If thinking about you and your spouse in this situation fills you with dread then you have some work to do. Never doubt that this day will come for you too. One day your children will grow up and leave home. Raising healthy, independent children should be one of the goals of parenting. They will leave and you will look at your spouse and say one of two things: "Yippee" or "Who the heck are you?" I over simplify the situation but you get my point.

Our relationship is almost like a third entity in our marriage. There is me, there is him and there is "us". We have been working on the "us" part for a while now. When our kids get irritated that we go out to eat alone we tell them "we're working on us". When we take a short vacation together without them we tell them "we're making us stronger". We've been "mom" and "dad" for so long and we are expending some energy finding our way back to "Kathy" and "Jeff". We'll always be mom and dad but we are very much looking forward to being Kathy and Jeff again.
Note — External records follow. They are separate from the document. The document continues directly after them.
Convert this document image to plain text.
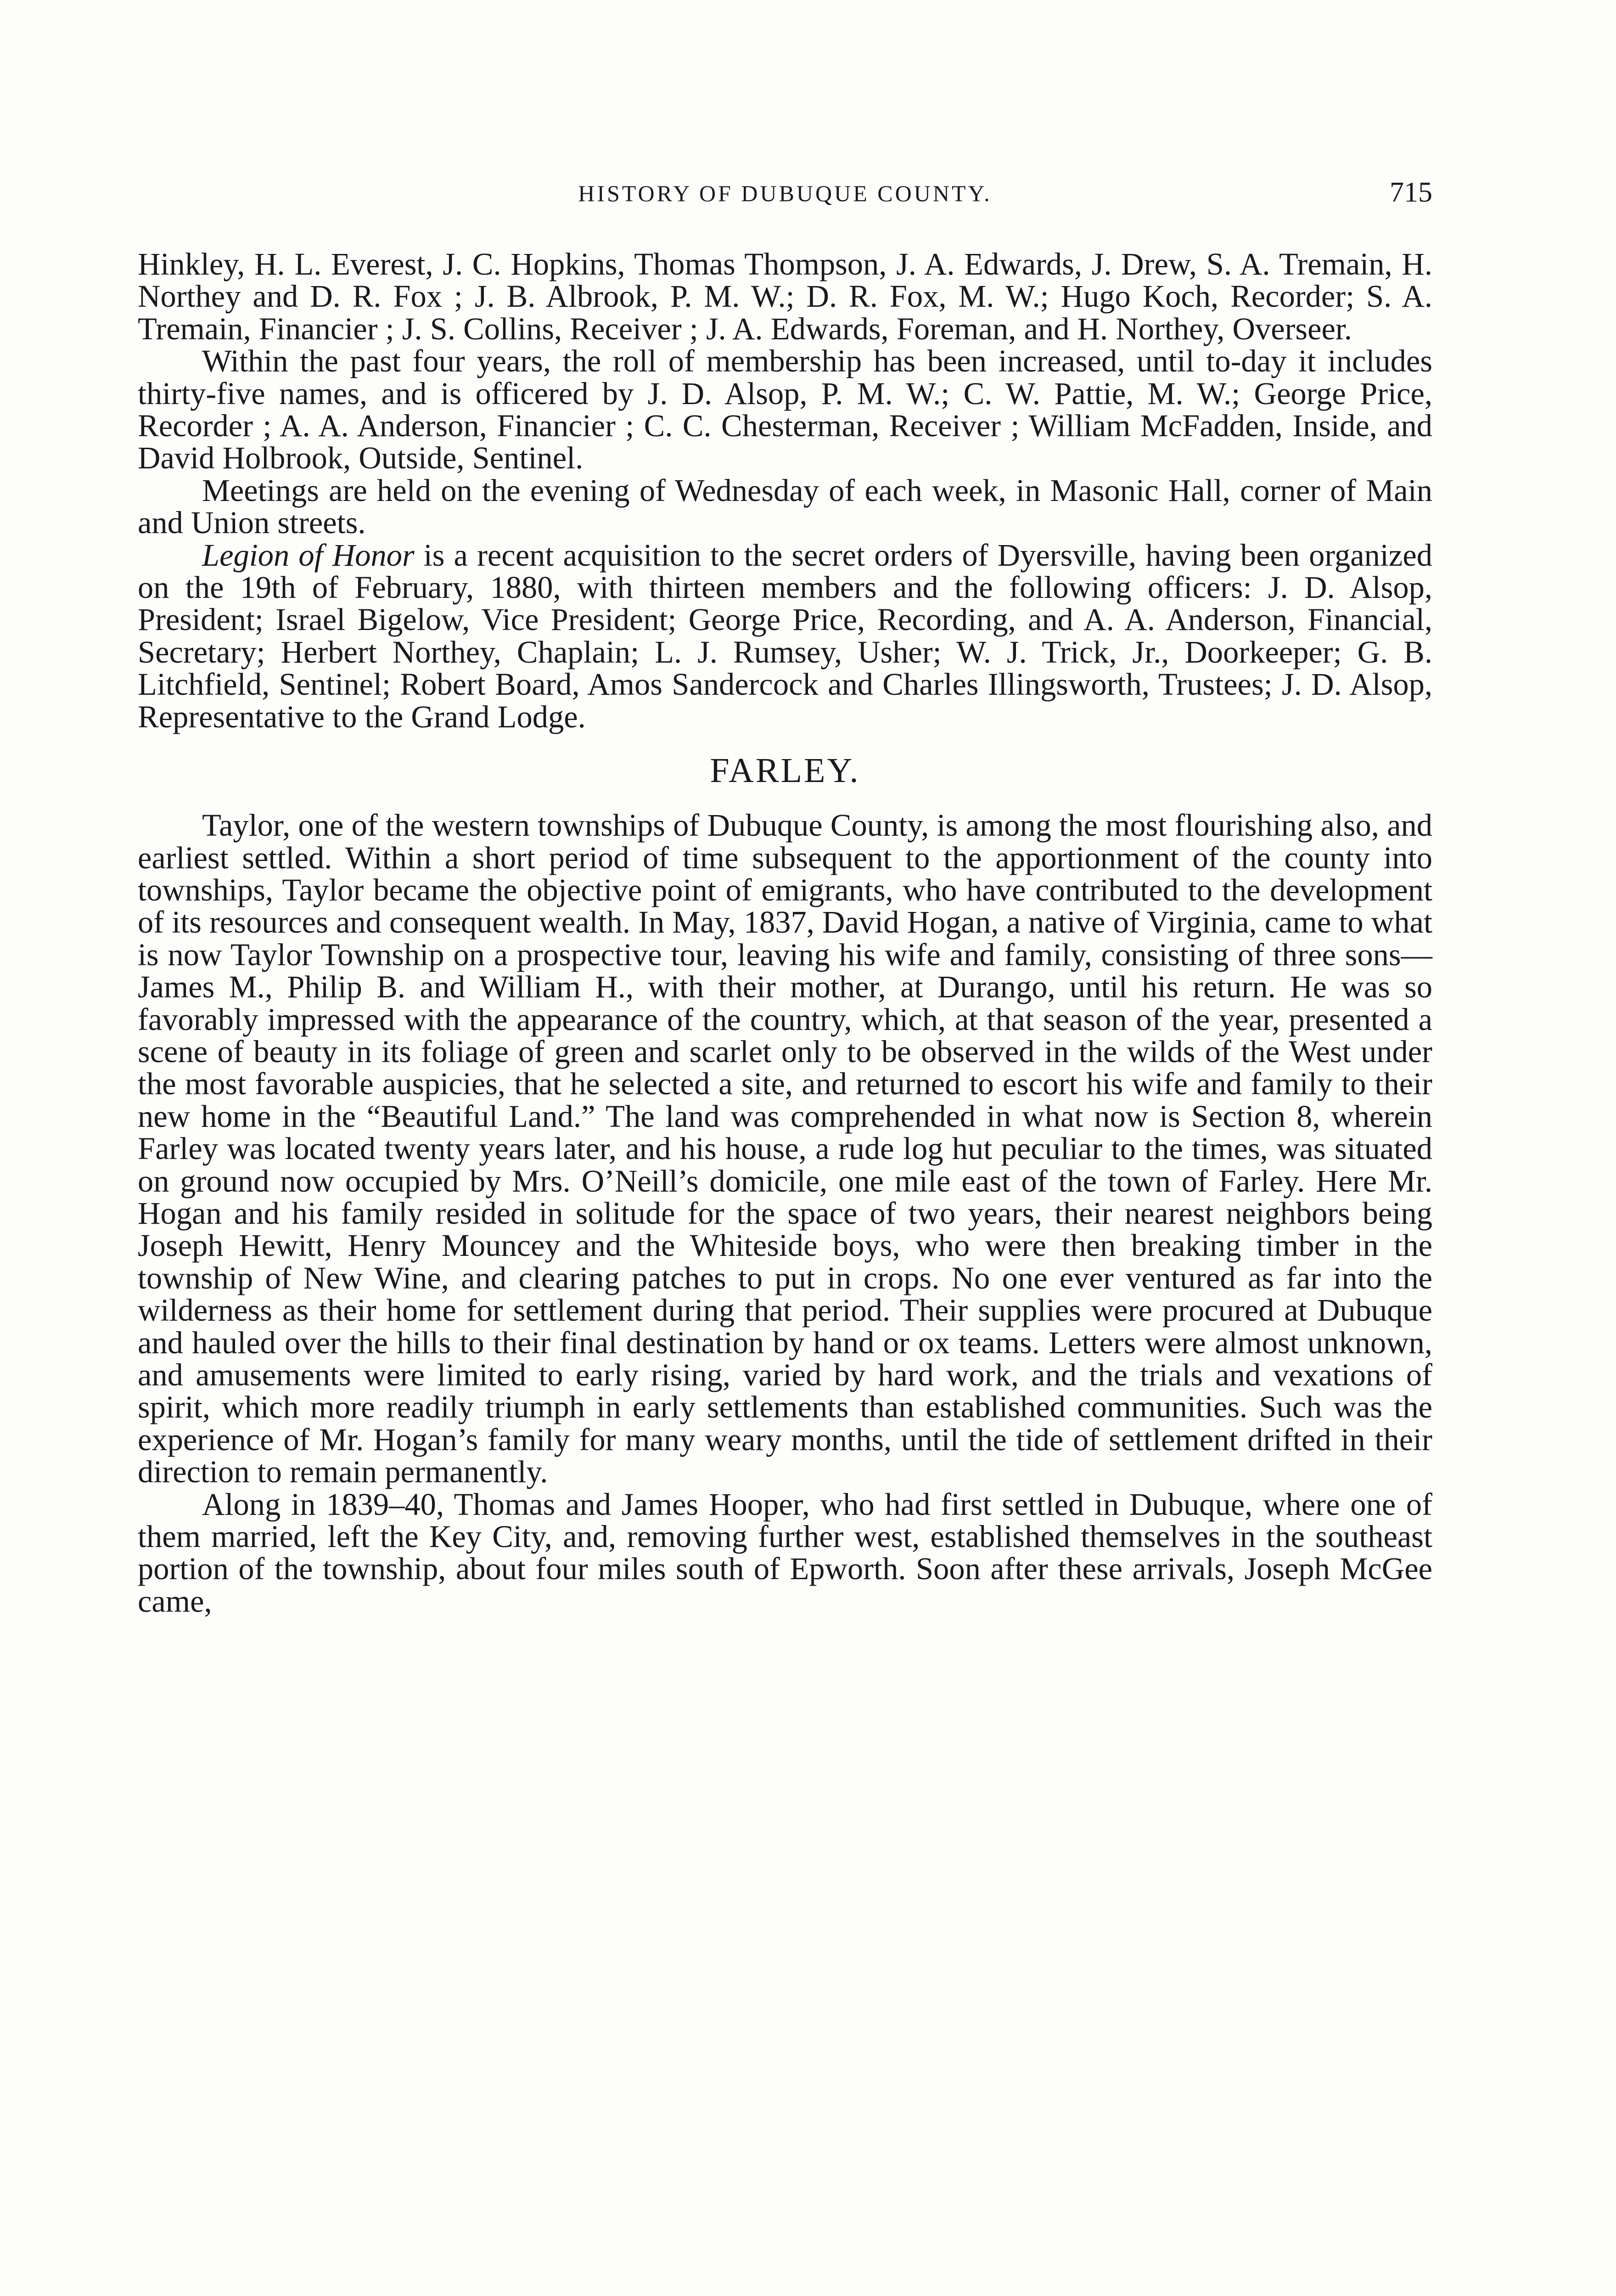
HISTORY OF DUBUQUE COUNTY.	715

Hinkley, H. L. Everest, J. C. Hopkins, Thomas Thompson, J. A. Edwards, J. Drew, S. A. Tremain, H. Northey and D. R. Fox ; J. B. Albrook, P. M. W.; D. R. Fox, M. W.; Hugo Koch, Recorder; S. A. Tremain, Financier ; J. S. Collins, Receiver ; J. A. Edwards, Foreman, and H. Northey, Overseer.

Within the past four years, the roll of membership has been increased, until to-day it includes thirty-five names, and is officered by J. D. Alsop, P. M. W.; C. W. Pattie, M. W.; George Price, Recorder ; A. A. Anderson, Financier ; C. C. Chesterman, Receiver ; William McFadden, Inside, and David Holbrook, Outside, Sentinel.

Meetings are held on the evening of Wednesday of each week, in Masonic Hall, corner of Main and Union streets.

Legion of Honor is a recent acquisition to the secret orders of Dyersville, having been organized on the 19th of February, 1880, with thirteen members and the following officers: J. D. Alsop, President; Israel Bigelow, Vice President; George Price, Recording, and A. A. Anderson, Financial, Secretary; Herbert Northey, Chaplain; L. J. Rumsey, Usher; W. J. Trick, Jr., Doorkeeper; G. B. Litchfield, Sentinel; Robert Board, Amos Sandercock and Charles Illingsworth, Trustees; J. D. Alsop, Representative to the Grand Lodge.

FARLEY.

Taylor, one of the western townships of Dubuque County, is among the most flourishing also, and earliest settled. Within a short period of time subsequent to the apportionment of the county into townships, Taylor became the objective point of emigrants, who have contributed to the development of its resources and consequent wealth. In May, 1837, David Hogan, a native of Virginia, came to what is now Taylor Township on a prospective tour, leaving his wife and family, consisting of three sons—James M., Philip B. and William H., with their mother, at Durango, until his return. He was so favorably impressed with the appearance of the country, which, at that season of the year, presented a scene of beauty in its foliage of green and scarlet only to be observed in the wilds of the West under the most favorable auspicies, that he selected a site, and returned to escort his wife and family to their new home in the “Beautiful Land.” The land was comprehended in what now is Section 8, wherein Farley was located twenty years later, and his house, a rude log hut peculiar to the times, was situated on ground now occupied by Mrs. O’Neill’s domicile, one mile east of the town of Farley. Here Mr. Hogan and his family resided in solitude for the space of two years, their nearest neighbors being Joseph Hewitt, Henry Mouncey and the Whiteside boys, who were then breaking timber in the township of New Wine, and clearing patches to put in crops. No one ever ventured as far into the wilderness as their home for settlement during that period. Their supplies were procured at Dubuque and hauled over the hills to their final destination by hand or ox teams. Letters were almost unknown, and amusements were limited to early rising, varied by hard work, and the trials and vexations of spirit, which more readily triumph in early settlements than established communities. Such was the experience of Mr. Hogan’s family for many weary months, until the tide of settlement drifted in their direction to remain permanently.

Along in 1839–40, Thomas and James Hooper, who had first settled in Dubuque, where one of them married, left the Key City, and, removing further west, established themselves in the southeast portion of the township, about four miles south of Epworth. Soon after these arrivals, Joseph McGee came,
So think about your future because it is coming sure as the sun rises and sets each day. Be proactive about your relationship. Reorder your priorities if necessary. Remember vows you made and how you felt when you made them. Look to your future and do today what needs to be done to ensure a happy outcome for happiness often does not occur by accident. More often it happens because we have worked really hard to ensure it!

Kathy

3 comments:

Amanda Brooke Kilgore said...

I LOVE thinking about Kerry and me when our kids have outgrown the nest. This was again reinforced to me about two weekends ago when we went on a triple date with some friends from church. Kerry and I had a BLAST: I had a blast being ME, Kerry had a BLAST being HIM, and WE had a BLAST being US, and there weren't any kids or diapers to stand in the way !It was so freeing; it took me back to those easy-going days in college when we were dating and the world was our oyster. It feels so good to know that that oyster is still out there and hasn't become rotten. I get excited thinking about how there is a honkin pearl inside just waiting to reveal itself when the last baby moves out! Oh, the fun we will have! (Gee, I hope this doesn't hurt my kids' feelings!)So Kathy, you make a good point. We have to be soooo very careful to safeguard the cornerstones of our families = our marriages.

Kathy said...
This comment has been removed by the author.
Kathy said...

Jeff and I used to say that whoever walked away from our marriage had to take the kids with them....

Also, I have often thought that I knew people who stayed with husbands they didn't especially like for the sake of the kids but I've never met another person, like me, who stays with kids I sometimes don't like for the sake of my man!! Not that I don't like them...I do! I love them! But, sometimes it gets a bit draining, you know? I don't think they will get any of that until they have kids of their own.